FMX, Europe’s most influential conference on digital entertainment successfully concluded last Friday (April 26) drawing an international audience of professionals, innovative talents and students from 46 countries.
“Thanks to its interdisciplinary focus, FMX 2013 constituted an ideal platform to bring industry, education and research together,” commented FMX managing director Niels Rinke on this year’s success.
Of note was the sobering panel discussion on the “Future of the VFX Industry,” moderated by Eric Roth (Visual Effects Society) and featuring company heads Pierre Buffin (BUF Compagnie), Mark Driscoll (LOOK Effects), Christian Vogt (Pixomondo), and Jean-Noël Portugal (jnko). Roth described the industry in a word: contradiction. The use of vfx has been growing and becoming the center of the entertainment universe as a major company like Rhythm and Hues fell apart.
The panelists agreed that the state of the visual effects industry posed many challenges and was in desperate need of new business models. Look Effects’ Driscoll said the industry was unhealthy and struggling to figure out its place.
“We need to change our methods … to allow the industry to grow,” he said.
Roth raised the possibility of a trade union as a solution. The question was met with some skepticism and uneasy laughter from the group.
Pixomondo’s Vogt said a union would only work if all countries were involved.
“If there were a union, it must be on a global scale.”
Otherwise non-participating countries would undercut it.
Driscoll added, “A global union is not going to happen.” Countries would have to agree on a standard pricing mode. “It would be a monumental task.”
He went on to say what needs to happen first is changing the conversation about where vfx is placed, from service providers to creative contributors to the project—in other words, as producing partners.
Digital Domain CEO Ed Ulbrich echoed a similar perspective in his “New Business Models in the VFX Industry” keynote address. He presented a concise view as to why the current relationship between vfx companies and studios creates a hostile working environment, often due to lack of compensation for a director’s innumerable changes or if a film has been placed on hold or canceled after the company has already staffed up. Then, he called on the industry to align their interests with producers and behave as “digital production companies.” However, he added, “This is easier said than done.”
Ulbrich and the other panelists were cautiously optimistic about the industry’s future. They agreed the demand for vfx was only growing thus allowing opportunity for those willing to take it.
“We can look at this as a time of great doom and gloom or great opportunity, especially for the entrepreneur,” Ulbrich said.

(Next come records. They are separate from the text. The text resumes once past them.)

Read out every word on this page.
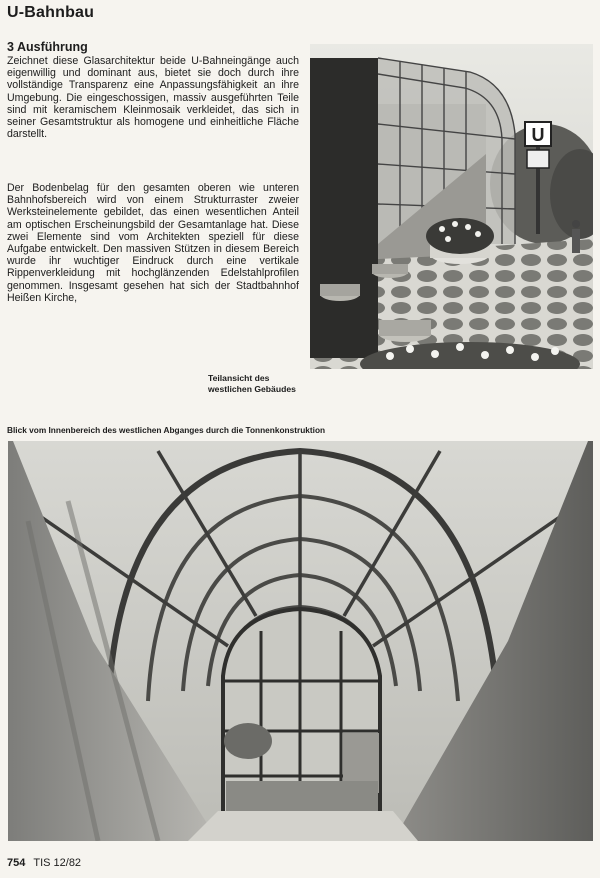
U-Bahnbau
3 Ausführung

Zeichnet diese Glasarchitektur beide U-Bahneingänge auch eigenwillig und dominant aus, bietet sie doch durch ihre vollständige Transparenz eine Anpassungsfähigkeit an ihre Umgebung. Die eingeschossigen, massiv ausgeführten Teile sind mit keramischem Kleinmosaik verkleidet, das sich in seiner Gesamtstruktur als homogene und einheitliche Fläche darstellt.

Der Bodenbelag für den gesamten oberen wie unteren Bahnhofsbereich wird von einem Strukturraster zweier Werksteinelemente gebildet, das einen wesentlichen Anteil am optischen Erscheinungsbild der Gesamtanlage hat. Diese zwei Elemente sind vom Architekten speziell für diese Aufgabe entwickelt. Den massiven Stützen in diesem Bereich wurde ihr wuchtiger Eindruck durch eine vertikale Rippenverkleidung mit hochglänzenden Edelstahlprofilen genommen. Insgesamt gesehen hat sich der Stadtbahnhof Heißen Kirche,

U
Teilansicht des
westlichen Gebäudes
Blick vom Innenbereich des westlichen Abganges durch die Tonnenkonstruktion
754 TIS 12/82
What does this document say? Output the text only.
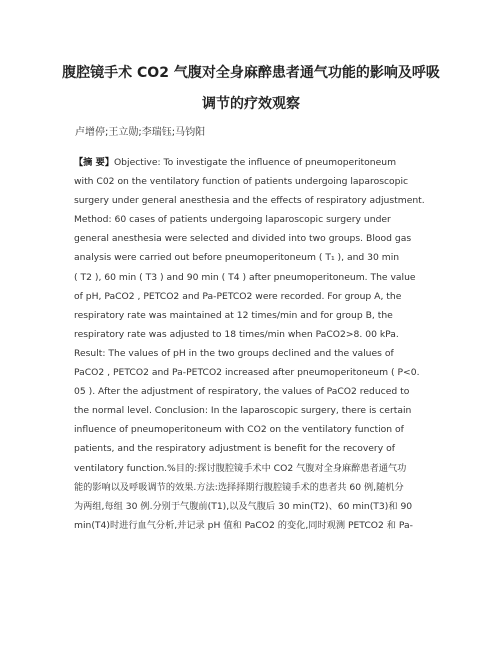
腹腔镜手术 CO2 气腹对全身麻醉患者通气功能的影响及呼吸
调节的疗效观察
卢增停;王立勋;李瑞钰;马钧阳
【摘 要】Objective: To investigate the influence of pneumoperitoneum
with C02 on the ventilatory function of patients undergoing laparoscopic
surgery under general anesthesia and the effects of respiratory adjustment.
Method: 60 cases of patients undergoing laparoscopic surgery under
general anesthesia were selected and divided into two groups. Blood gas
analysis were carried out before pneumoperitoneum ( T₁ ), and 30 min
( T2 ), 60 min ( T3 ) and 90 min ( T4 ) after pneumoperitoneum. The value
of pH, PaCO2 , PETCO2 and Pa-PETCO2 were recorded. For group A, the
respiratory rate was maintained at 12 times/min and for group B, the
respiratory rate was adjusted to 18 times/min when PaCO2>8. 00 kPa.
Result: The values of pH in the two groups declined and the values of
PaCO2 , PETCO2 and Pa-PETCO2 increased after pneumoperitoneum ( P<0.
05 ). After the adjustment of respiratory, the values of PaCO2 reduced to
the normal level. Conclusion: In the laparoscopic surgery, there is certain
influence of pneumoperitoneum with CO2 on the ventilatory function of
patients, and the respiratory adjustment is benefit for the recovery of
ventilatory function.%目的:探讨腹腔镜手术中 CO2 气腹对全身麻醉患者通气功
能的影响以及呼吸调节的效果.方法:选择择期行腹腔镜手术的患者共 60 例,随机分
为两组,每组 30 例.分别于气腹前(T1),以及气腹后 30 min(T2)、60 min(T3)和 90
min(T4)时进行血气分析,并记录 pH 值和 PaCO2 的变化,同时观测 PETCO2 和 Pa-
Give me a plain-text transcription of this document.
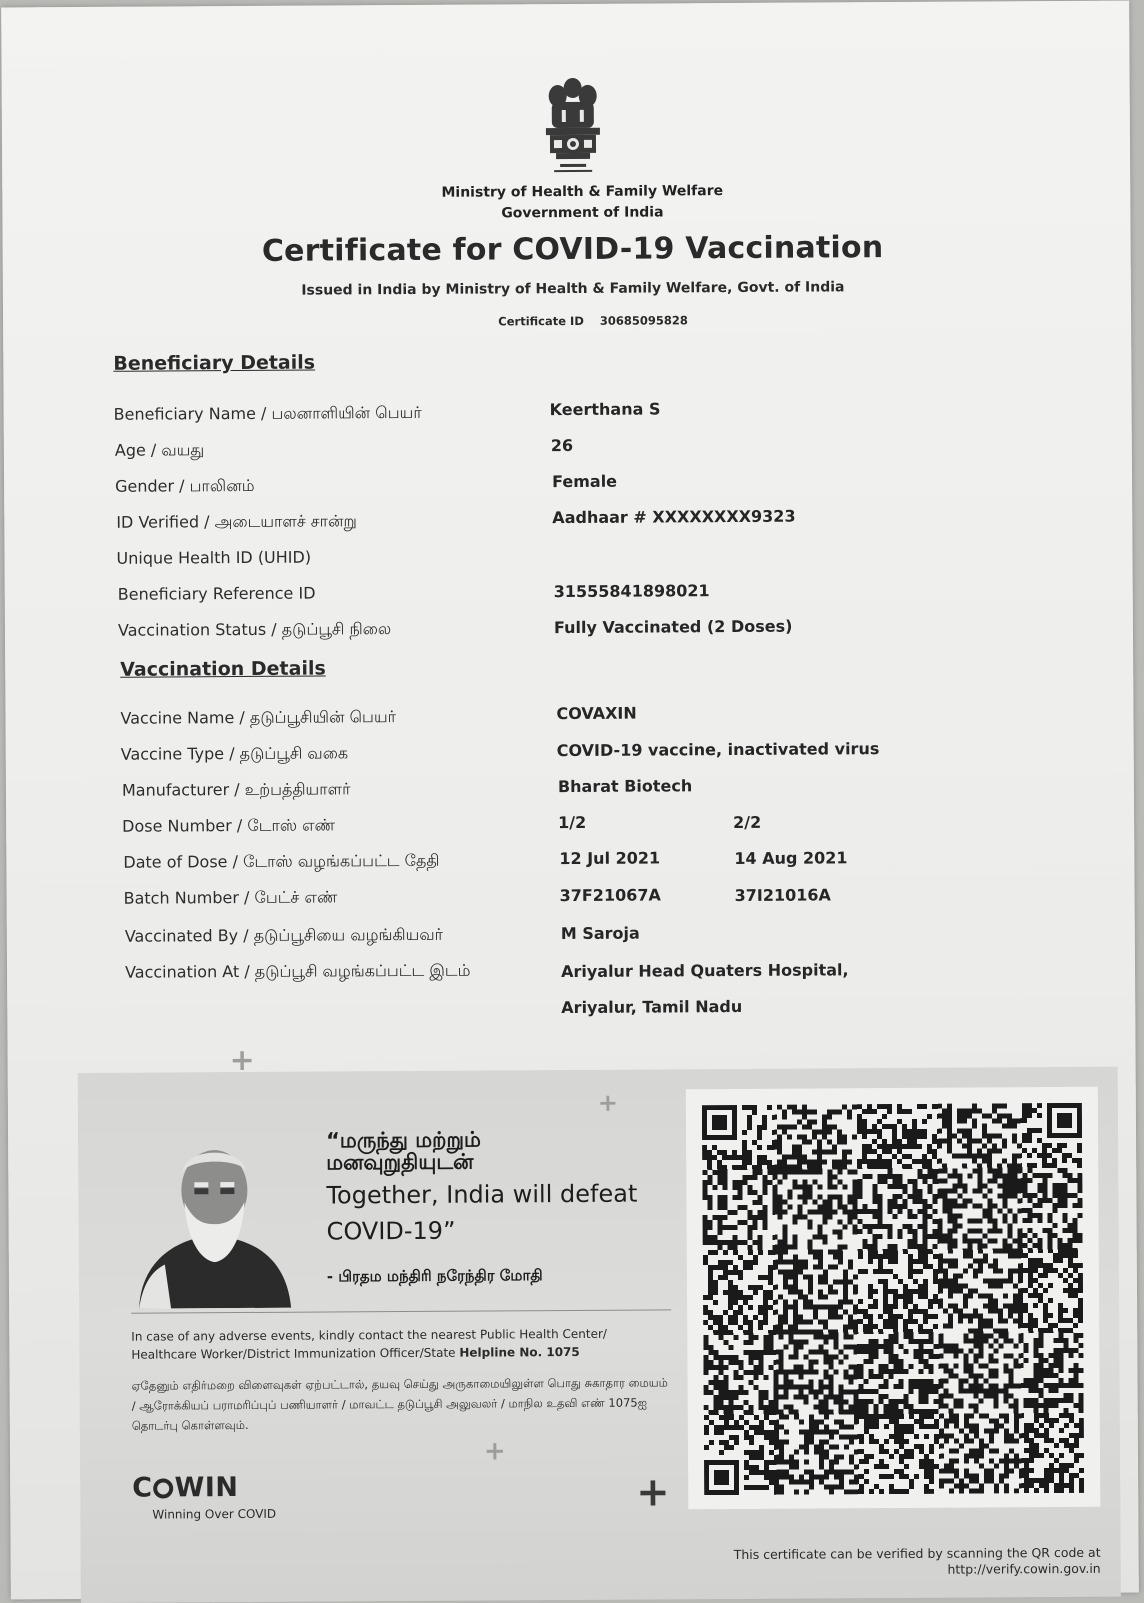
Ministry of Health & Family Welfare
Government of India
Certificate for COVID-19 Vaccination
Issued in India by Ministry of Health & Family Welfare, Govt. of India
Certificate ID 30685095828
Beneficiary Details
Beneficiary Name / பலனாளியின் பெயர்	Keerthana S
Age / வயது	26
Gender / பாலினம்	Female
ID Verified / அடையாளச் சான்று	Aadhaar # XXXXXXXX9323
Unique Health ID (UHID)
Beneficiary Reference ID	31555841898021
Vaccination Status / தடுப்பூசி நிலை	Fully Vaccinated (2 Doses)
Vaccination Details
Vaccine Name / தடுப்பூசியின் பெயர்	COVAXIN
Vaccine Type / தடுப்பூசி வகை	COVID-19 vaccine, inactivated virus
Manufacturer / உற்பத்தியாளர்	Bharat Biotech
Dose Number / டோஸ் எண்	1/2	2/2
Date of Dose / டோஸ் வழங்கப்பட்ட தேதி	12 Jul 2021	14 Aug 2021
Batch Number / பேட்ச் எண்	37F21067A	37I21016A
Vaccinated By / தடுப்பூசியை வழங்கியவர்	M Saroja
Vaccination At / தடுப்பூசி வழங்கப்பட்ட இடம்	Ariyalur Head Quaters Hospital,
Ariyalur, Tamil Nadu
+
+
+
+
“மருந்து மற்றும் மனவுறுதியுடன்
Together, India will defeat COVID-19”
- பிரதம மந்திரி நரேந்திர மோதி
In case of any adverse events, kindly contact the nearest Public Health Center/ Healthcare Worker/District Immunization Officer/State Helpline No. 1075
ஏதேனும் எதிர்மறை விளைவுகள் ஏற்பட்டால், தயவு செய்து அருகாமையிலுள்ள பொது சுகாதார மையம் / ஆரோக்கியப் பராமரிப்புப் பணியாளர் / மாவட்ட தடுப்பூசி அலுவலர் / மாநில உதவி எண் 1075ஐ தொடர்பு கொள்ளவும்.
C WIN
Winning Over COVID
This certificate can be verified by scanning the QR code at
http://verify.cowin.gov.in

Capturing the Paradigm Shift
The conference’s “paradigm shift” track included several intriguing talks from Games for Change Europe, an organization that creates and distributes social impact games that serve as educational tools about topics like ecology, human rights and oppression. Curated and hosted by Games for Change, Europe co-president Katharina Tillmanns, she described the organization’s mission as looking at games as a way to create meaning with media by engaging players through game mechanics to tell a story, inform and change behavior.
Their recently executive produced Facebook game Half the Sky Movement: The Game addresses the oppression of women in third world countries. What started as the #1 New York Times best-selling book Half the Sky: Turning Oppression into Opportunity for Women Worldwide and a critically acclaimed documentary, the game is the latest installment in the drive to raise awareness on this important topic. A charity aspect was integrated in the game, inviting players “to be a part of the solution.” The longer the game is played the more money is donated by a sponsor to aid women in developing countries.
“We aren’t necessarily good world hippies, but see games as a good tool to communicate ideas,” Tillmanns said, wryly.
Hollywood studio projects were represented in full force. Animation keynote speaker Saschka Unseld, director of the delightful new Pixar short The Blue Umbrella, previewed the film to a packed audience. The Hamburg-born artist described being inspired by the sight of a broken, discarded umbrella on the sidewalk. He stepped through the process of how to “take an idea or feeling and shape it into a film” and how story development gave “visual form to an emotion.”
Munich-Los Angeles based Trixter presented a visual effects case study for its entertaining digital character animation work on the “metal” suits for Iron Man 3, followed by Weta Digital’s case study into how its VFX contributed to the storytelling in the movie’s climatic battle sequence. Later in the week, Markus Manninen, vfx supervisor of DreamWorks’s feature The Croods, presented a behind-the-scenes look into the movie’s artistry and technical workflow.
Running commensurate with FMX was The Stuttgart Festival of Animated Film. About 1,000 of the best animated projects worldwide were featured, representing the gamut of genres. Each evening culminated in an outdoor public screening in the Schlossplatz, the town center. The unseasonably warm weather attracted over 7,000 people a night, who picnicked while watching such animated films as Tim Burton’s Frankenweenie and Aardman Animation’s The Pirates! Band of Misfits dubbed in German. It was heartening to experience the local community supporting the lively event. One ministry official said government funding of cultural arts projects like the festival were necessary. Otherwise, they would no longer exist. Too bad the U.S. government arts funding policies do not share the same approach.